Origem da Crença nos demonios
Origem da crença nos demônios.
Capitulo IX do livro Céu e Inferno ou Justiça Divina Segundo o Espiritismo
Tradução de Wladimir Olivier.
A crença em um poder superior é instintiva junto aos homens; assim se encontra sob diferentes formas, em todas as eras do mundo. Mas se, no grau de avanço intelectual a que chegaram hoje, eles discutem ainda a respeito da natureza e os atributos desse poder, quão mais imperfeitas deveriam ser suas noções sobre esse assunto na infância da humanidade!
O quadro que se aproxima do estado de natureza mais o instinto prevalece nele, como se pode ver ainda junto aos povos selvagens e bárbaros de nossos dias; o que o preocupa mais, ou melhor, o que o ocupa exclusivamente é a satisfação das necessidades materiais, porque ele não tem outras. O único sentido que pode torna-lo acessível aos gozos puramente morais se desenvolve ao longo do tempo e progressivamente; a alma tem sua infância, sua adolescência e sua virilidade, como o corpo humano; mas para atingir a virilidade, que a torna apta a compreender as coisas abstratas, que de evoluções não deve percorrer dentro da humanidade! Que de existências não precisa completar!
Sem recuar às primeiras eras, vemos ao redor de nós as gentes de nossos campos e nos perguntamos quais sentimentos de admiração despertam nelas o esplendor do sol nascente, a abóboda estrelada, o trinado dos pássaros, o murmúrio das ondas claras, as campinas adornadas de flores! Para elas, o sol se ergue porque tem o hábito e, contanto que dê bastante calor para amadurecer as colheitas mas não muito que as seque, é tudo o que pedem; se elas olham para o céu, é para saber se fará bom ou mau tempo amanhã; que os pássaros cantem ou não lhes dá no mesmo, contanto que não comam seu grão; as melodias do rouxinol preferem o cacarejo das galinhas e o grunhido de seus porcos; o que pedem aos riachos claros ou lamacentos, é para não secarem nem inundá-los; ‘as campinas, para lhes dar da boa erva, com ou sem flores; é tudo o que desejam, dizemos mais, tudo o que compreendem da natureza e, não obstante elas estão longe dos homens primitivos.
Se nos reportamos a estes últimos, nós os vemos, mais exclusivamente ainda preocupados com a satisfação das necessidades materiais; o que serve para abastecê-los e o que pode prejudica-los resumem para eles, o bem e o mal deste mundo. Eles creem em um poder extra-humano; mas, como o que lhes traz um prejuízo material é o que os toca mais, atribuem-no a esse poder, do qual fazem de resto uma ideia muito vaga. Não podendo ainda nada conceber além do mundo visível e tangível, presumem que ele se ache nos seres e nas coisas que lhes são nocivas. O animais daninhos são assim para eles os representantes naturais e diretos desse poder. Pela mesma razão, viram a personificação do bem nas coisas úteis; daí o culto prestado a certos animais e mesmo a objetos inanimados. Mas o homem é geralmente mais sensível ao mal que ao bem; o bem lhe parece natural, ao passo que o mal o afeta por mais tempo; é por isso que, em todos os cultos primitivos, as cerimônias em honra do poder maléfico são as mais numerosas: o medo prevalece sobre o reconhecimento.

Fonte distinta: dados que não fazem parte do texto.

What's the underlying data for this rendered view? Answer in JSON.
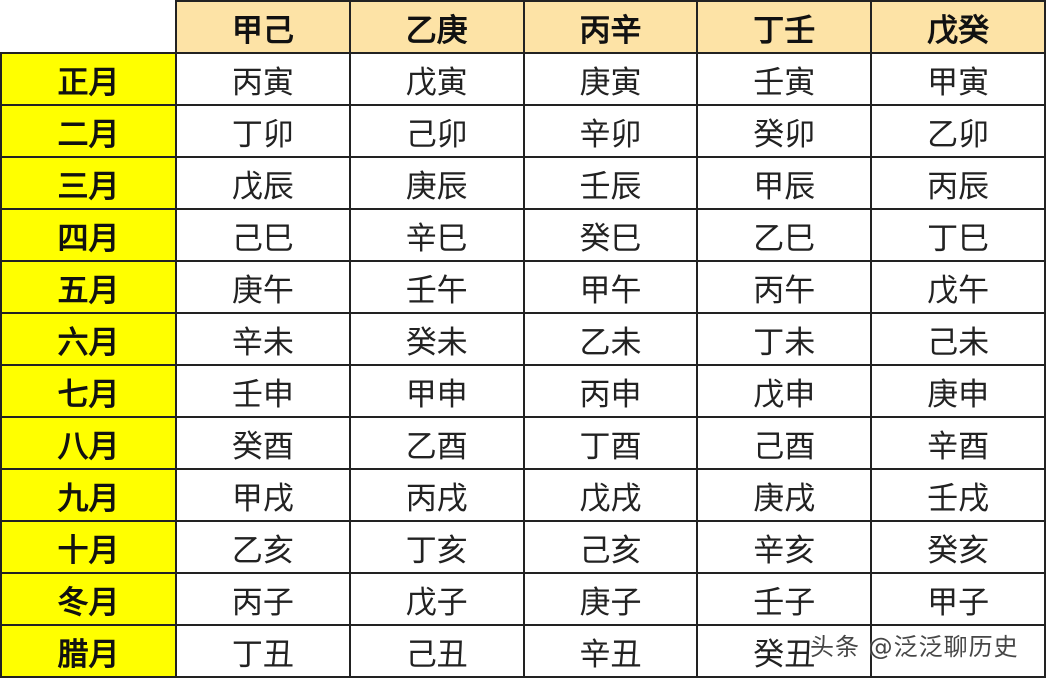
{
  "header": {
    "corner": "",
    "columns": [
      "甲己",
      "乙庚",
      "丙辛",
      "丁壬",
      "戊癸"
    ]
  },
  "rows": [
    {
      "month": "正月",
      "cells": [
        "丙寅",
        "戊寅",
        "庚寅",
        "壬寅",
        "甲寅"
      ]
    },
    {
      "month": "二月",
      "cells": [
        "丁卯",
        "己卯",
        "辛卯",
        "癸卯",
        "乙卯"
      ]
    },
    {
      "month": "三月",
      "cells": [
        "戊辰",
        "庚辰",
        "壬辰",
        "甲辰",
        "丙辰"
      ]
    },
    {
      "month": "四月",
      "cells": [
        "己巳",
        "辛巳",
        "癸巳",
        "乙巳",
        "丁巳"
      ]
    },
    {
      "month": "五月",
      "cells": [
        "庚午",
        "壬午",
        "甲午",
        "丙午",
        "戊午"
      ]
    },
    {
      "month": "六月",
      "cells": [
        "辛未",
        "癸未",
        "乙未",
        "丁未",
        "己未"
      ]
    },
    {
      "month": "七月",
      "cells": [
        "壬申",
        "甲申",
        "丙申",
        "戊申",
        "庚申"
      ]
    },
    {
      "month": "八月",
      "cells": [
        "癸酉",
        "乙酉",
        "丁酉",
        "己酉",
        "辛酉"
      ]
    },
    {
      "month": "九月",
      "cells": [
        "甲戌",
        "丙戌",
        "戊戌",
        "庚戌",
        "壬戌"
      ]
    },
    {
      "month": "十月",
      "cells": [
        "乙亥",
        "丁亥",
        "己亥",
        "辛亥",
        "癸亥"
      ]
    },
    {
      "month": "冬月",
      "cells": [
        "丙子",
        "戊子",
        "庚子",
        "壬子",
        "甲子"
      ]
    },
    {
      "month": "腊月",
      "cells": [
        "丁丑",
        "己丑",
        "辛丑",
        "癸丑",
        ""
      ]
    }
  ],
  "watermark": "头条 @泛泛聊历史",
  "colors": {
    "header_bg": "#fde3a6",
    "month_bg": "#ffff00",
    "border": "#222222"
  }
}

Durante bastante tempo, o homem compreendeu somente o bem e o mal físico; o sentimento do bem moral e do mal moral marcou um progresso para a inteligência humana; depois disso somente o homem entreviu a espiritualidade e compreendeu que o poder sobre-humano está fora do mundo visível e não nas coisas materiais. Isso ocorreu por obra de certas inteligências de eleição, que não puderam, no entanto, ultrapassar certos limites.
Como se via uma luta incessante entre o bem e o mal, e este vencer aquele com frequência; enquanto, por outro lado, não se poderia racionalmente admitir que o mal fosse obra de um poder benéfico, concluiu-se pela existência de dois poderes rivais governando o mundo. Daí nasceu a doutrina dos dois princípios: o do bem e do mal, doutrina lógica para certa época, porque o homem era ainda incapaz de conceber uma outra e de penetrar na essência do Ser supremo. Como teria ele podido compreender que o mal é só um estado momentâneo, de onde pode surgir o bem, e que os males que o afligem devem conduzi-lo à felicidade ajudando em seu avanço? Os limites de seu horizonte moral não lhe permitiam nada ver fora da vida presente, nem antes, nem depois; ele não podia compreender nem que tinha progredido ,nem que progrediria ainda individualmente e, ainda menos, que as vicissitudes da vida são o resultado da imperfeição. Para compreender o bem que pode surgir do mal, não basta ver só uma só existência; precisa abranger o conjunto; é só aí que aparecem as verdadeiras causas e seus efeitos.